Evidence of medical malpractice

Although less significant (and less controversial) than the damage caps described above, two other recent Illinois laws have changed the type of evidence that is admissible in medical malpractice cases.

The first area of ​​reform deals with standards for expert witnesses in medical malpractice cases. These experts are almost always physicians and are often critical to the outcome of a case. The law specifically provides that in an action against a medical professional, a qualified expert is one who: (1) is board certified or board eligible in the same or a similar specialty as the defendant; (2) You have spent the majority of your work time in University-based practice, teaching, or research related to the type of care or treatment at issue in the claim; (3) is licensed in the same profession with the same class of license as the defendant if the defendant is an individual; (4) In a case against a non-specialist, an expert must demonstrate familiarity with the standard of care and must provide evidence of active practice, teaching, or university research. If retired, an expert must provide evidence of completion of continuing education for the previous three years. An individual must have practiced, taught, or actively participated in university research, or any combination of the two, within the last five years to qualify as an expert witness.
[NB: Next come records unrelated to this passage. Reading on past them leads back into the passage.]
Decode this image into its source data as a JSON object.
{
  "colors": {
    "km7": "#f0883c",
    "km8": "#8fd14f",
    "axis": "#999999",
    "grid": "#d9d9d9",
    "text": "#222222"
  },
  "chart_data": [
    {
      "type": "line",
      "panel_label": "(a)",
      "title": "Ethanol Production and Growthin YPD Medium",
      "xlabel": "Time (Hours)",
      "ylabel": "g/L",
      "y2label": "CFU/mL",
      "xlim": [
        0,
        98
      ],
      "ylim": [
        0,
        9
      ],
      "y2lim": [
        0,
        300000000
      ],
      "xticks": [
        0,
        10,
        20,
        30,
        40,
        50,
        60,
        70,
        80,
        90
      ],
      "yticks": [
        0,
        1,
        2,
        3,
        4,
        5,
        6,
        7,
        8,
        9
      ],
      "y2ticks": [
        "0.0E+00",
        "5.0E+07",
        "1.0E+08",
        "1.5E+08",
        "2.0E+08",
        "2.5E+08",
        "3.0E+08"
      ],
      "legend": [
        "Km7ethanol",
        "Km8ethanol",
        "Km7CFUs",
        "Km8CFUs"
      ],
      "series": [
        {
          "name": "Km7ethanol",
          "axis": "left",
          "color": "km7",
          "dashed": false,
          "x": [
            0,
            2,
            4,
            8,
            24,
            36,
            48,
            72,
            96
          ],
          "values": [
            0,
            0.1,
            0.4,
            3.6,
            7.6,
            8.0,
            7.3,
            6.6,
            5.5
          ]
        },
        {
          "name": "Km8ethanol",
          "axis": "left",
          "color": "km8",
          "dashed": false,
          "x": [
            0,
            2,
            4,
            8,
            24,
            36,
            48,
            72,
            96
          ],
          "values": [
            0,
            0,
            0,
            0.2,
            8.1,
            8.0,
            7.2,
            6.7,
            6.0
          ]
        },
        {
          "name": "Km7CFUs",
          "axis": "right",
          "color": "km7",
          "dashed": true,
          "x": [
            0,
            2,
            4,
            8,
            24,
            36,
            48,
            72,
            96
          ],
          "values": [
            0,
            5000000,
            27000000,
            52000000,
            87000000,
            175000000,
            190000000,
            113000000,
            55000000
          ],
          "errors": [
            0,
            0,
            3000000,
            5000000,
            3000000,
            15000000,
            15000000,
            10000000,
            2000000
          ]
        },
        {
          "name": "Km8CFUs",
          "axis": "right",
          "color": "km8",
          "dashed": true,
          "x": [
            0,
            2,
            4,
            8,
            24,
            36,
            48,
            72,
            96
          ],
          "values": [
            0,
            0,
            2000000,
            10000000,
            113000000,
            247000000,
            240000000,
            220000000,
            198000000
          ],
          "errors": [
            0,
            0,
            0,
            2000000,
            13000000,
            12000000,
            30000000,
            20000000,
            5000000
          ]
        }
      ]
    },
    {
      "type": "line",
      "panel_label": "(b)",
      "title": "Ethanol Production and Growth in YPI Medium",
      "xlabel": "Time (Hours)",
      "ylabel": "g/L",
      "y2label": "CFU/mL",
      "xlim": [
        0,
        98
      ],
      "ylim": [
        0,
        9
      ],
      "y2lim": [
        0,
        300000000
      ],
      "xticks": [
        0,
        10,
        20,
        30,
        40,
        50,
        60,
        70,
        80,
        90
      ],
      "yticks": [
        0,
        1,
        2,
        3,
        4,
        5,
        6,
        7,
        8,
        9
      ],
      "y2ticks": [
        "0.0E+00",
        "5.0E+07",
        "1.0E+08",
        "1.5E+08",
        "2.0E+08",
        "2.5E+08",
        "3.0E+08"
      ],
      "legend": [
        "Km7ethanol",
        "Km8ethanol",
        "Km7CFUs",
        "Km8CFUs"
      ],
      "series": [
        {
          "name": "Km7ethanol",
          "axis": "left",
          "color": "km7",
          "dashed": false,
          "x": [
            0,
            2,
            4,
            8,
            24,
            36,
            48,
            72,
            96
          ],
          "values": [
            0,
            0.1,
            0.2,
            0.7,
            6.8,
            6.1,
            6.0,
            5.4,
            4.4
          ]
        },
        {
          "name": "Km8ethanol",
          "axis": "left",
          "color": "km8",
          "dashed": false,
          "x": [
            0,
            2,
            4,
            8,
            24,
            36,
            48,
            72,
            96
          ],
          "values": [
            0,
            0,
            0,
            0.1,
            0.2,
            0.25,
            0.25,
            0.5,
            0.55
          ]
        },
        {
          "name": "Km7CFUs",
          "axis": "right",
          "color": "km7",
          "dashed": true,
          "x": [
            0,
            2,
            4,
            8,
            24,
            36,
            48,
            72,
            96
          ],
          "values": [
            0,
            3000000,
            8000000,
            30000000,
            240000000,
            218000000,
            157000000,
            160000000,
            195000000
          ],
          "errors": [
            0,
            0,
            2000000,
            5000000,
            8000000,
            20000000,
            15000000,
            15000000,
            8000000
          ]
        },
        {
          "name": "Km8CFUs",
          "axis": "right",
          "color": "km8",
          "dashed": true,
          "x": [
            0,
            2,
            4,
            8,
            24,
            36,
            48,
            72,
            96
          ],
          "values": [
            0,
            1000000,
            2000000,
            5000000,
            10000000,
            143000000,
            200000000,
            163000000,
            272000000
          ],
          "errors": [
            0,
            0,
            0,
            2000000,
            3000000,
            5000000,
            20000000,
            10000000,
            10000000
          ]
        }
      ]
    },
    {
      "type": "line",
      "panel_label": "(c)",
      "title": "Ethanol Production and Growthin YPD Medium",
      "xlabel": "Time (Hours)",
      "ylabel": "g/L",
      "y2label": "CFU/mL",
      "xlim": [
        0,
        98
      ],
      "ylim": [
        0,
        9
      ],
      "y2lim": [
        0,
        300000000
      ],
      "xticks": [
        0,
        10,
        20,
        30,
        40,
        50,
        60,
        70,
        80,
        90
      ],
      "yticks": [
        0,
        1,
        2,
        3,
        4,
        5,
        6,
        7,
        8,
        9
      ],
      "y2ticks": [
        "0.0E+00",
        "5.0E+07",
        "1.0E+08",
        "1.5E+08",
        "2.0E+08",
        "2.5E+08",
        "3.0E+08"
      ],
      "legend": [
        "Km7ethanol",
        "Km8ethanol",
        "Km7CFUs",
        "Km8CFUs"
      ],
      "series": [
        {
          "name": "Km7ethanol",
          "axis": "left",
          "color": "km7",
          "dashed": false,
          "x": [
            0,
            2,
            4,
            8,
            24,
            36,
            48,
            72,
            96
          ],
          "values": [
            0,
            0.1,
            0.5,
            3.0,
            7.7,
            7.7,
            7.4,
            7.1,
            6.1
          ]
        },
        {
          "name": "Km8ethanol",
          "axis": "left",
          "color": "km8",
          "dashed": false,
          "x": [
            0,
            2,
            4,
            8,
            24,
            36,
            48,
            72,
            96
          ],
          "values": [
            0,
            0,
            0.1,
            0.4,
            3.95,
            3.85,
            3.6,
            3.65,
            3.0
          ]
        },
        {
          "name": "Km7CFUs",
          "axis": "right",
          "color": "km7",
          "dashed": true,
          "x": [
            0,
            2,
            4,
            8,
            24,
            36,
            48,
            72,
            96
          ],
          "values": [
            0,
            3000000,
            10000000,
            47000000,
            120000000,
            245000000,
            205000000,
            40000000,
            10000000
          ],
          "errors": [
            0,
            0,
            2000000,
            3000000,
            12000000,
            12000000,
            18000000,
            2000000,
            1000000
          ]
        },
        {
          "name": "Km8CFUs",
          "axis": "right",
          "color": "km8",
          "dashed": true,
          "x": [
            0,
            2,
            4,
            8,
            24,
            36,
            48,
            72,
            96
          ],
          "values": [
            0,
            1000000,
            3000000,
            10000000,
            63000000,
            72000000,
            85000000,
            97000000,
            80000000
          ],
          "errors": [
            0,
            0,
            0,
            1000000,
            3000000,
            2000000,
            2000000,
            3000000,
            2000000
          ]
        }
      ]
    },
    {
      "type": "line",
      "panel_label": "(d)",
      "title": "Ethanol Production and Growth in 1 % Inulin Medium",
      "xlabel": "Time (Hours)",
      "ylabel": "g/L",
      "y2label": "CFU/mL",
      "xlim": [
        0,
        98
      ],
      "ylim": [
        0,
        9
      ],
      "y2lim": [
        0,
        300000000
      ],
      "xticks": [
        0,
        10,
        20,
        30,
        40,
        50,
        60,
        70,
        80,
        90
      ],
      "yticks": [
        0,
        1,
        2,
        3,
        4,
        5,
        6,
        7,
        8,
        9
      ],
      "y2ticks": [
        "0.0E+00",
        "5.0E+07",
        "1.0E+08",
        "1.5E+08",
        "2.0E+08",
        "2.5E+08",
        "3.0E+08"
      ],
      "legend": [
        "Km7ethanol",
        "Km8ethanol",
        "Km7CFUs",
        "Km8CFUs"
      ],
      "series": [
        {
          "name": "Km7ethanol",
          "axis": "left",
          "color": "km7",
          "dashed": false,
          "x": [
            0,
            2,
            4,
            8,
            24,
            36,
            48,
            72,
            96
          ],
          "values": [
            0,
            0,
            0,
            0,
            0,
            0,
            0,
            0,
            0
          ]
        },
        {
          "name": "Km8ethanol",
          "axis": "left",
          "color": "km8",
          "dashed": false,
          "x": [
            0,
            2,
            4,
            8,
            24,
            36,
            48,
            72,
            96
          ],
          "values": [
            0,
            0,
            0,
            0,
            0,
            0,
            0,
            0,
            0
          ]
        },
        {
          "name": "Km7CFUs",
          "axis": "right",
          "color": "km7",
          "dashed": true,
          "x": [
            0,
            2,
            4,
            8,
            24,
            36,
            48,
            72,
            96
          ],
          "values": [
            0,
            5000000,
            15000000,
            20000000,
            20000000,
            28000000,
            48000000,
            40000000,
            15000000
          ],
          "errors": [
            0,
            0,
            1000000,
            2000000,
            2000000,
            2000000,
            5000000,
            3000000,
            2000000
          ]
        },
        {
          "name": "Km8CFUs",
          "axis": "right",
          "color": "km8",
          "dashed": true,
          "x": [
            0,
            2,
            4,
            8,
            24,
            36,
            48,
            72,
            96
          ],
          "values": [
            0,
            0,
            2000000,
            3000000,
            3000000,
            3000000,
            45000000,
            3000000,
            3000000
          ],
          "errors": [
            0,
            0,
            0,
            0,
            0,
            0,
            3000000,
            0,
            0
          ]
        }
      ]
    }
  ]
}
Second, the Illinois legislature recently enacted a statute that prevents medical malpractice plaintiffs from presenting evidence in the form of a physician’s statement of apology at trial. Critics of this measure say the law is designed to shield hospitals and insurance companies from liability in cases where a doctor has essentially admitted fault and apologized to the victim for her negligence.

Emotional Loss Damage Recovery for Rape Victims

The Illinois legislature also recently enacted legislation giving victims of sexual assault and rape more time to file civil lawsuits against the perpetrator. More specifically, the law suspends the current two-year statute of limitations in the state of Illinois if the victim is threatened, intimidated, or manipulated by the perpetrator or another person acting in the perpetrator’s interest. Advocates for the law say rape victims are too often abused, intimidated or threatened into giving up their legal rights against the perpetrator. This law will ensure that loopholes like the statute of limitations will not reward perpetrators for avoiding civil liability for their actions.

Ban on “fast food” lawsuits

Unlike previous laws, which simply changed the rules of personal injury lawsuits, this law effectively eliminated an entire category of lawsuits available to plaintiffs. As of January 1, 2008, this law prevents any person from filing a lawsuit based on a claim of injury resulting from the person’s weight gain, obesity, or any health condition related to the person’s weight gain or obesity. Exceptions are made if the seller knowingly and willfully violated a federal or state statute applicable to the marketing, distribution, advertising, labeling, or sale of the product.

The above laws represent changes made only in the last two years in Illinois. To varying degrees, each law affects both personal injury plaintiffs and the rights and responsibilities of defendants in the state of Illinois. Some of these laws expand plaintiff’s rights, some limit defendants’ liabilities, and others eliminate categories of personal injury actions altogether. In an era when citizens, politicians, and industry groups continue to debate the merits of America’s litigious culture, personal injury law in Illinois will undoubtedly continue its constant evolution for years to come.

Times are certainly changing for Illinois personal injury attorneys and for people seeking accident claims in Illinois. Even with a Democratic governor and the House and Senate, restrictions on people seeking compensation for injuries are tightening by the day.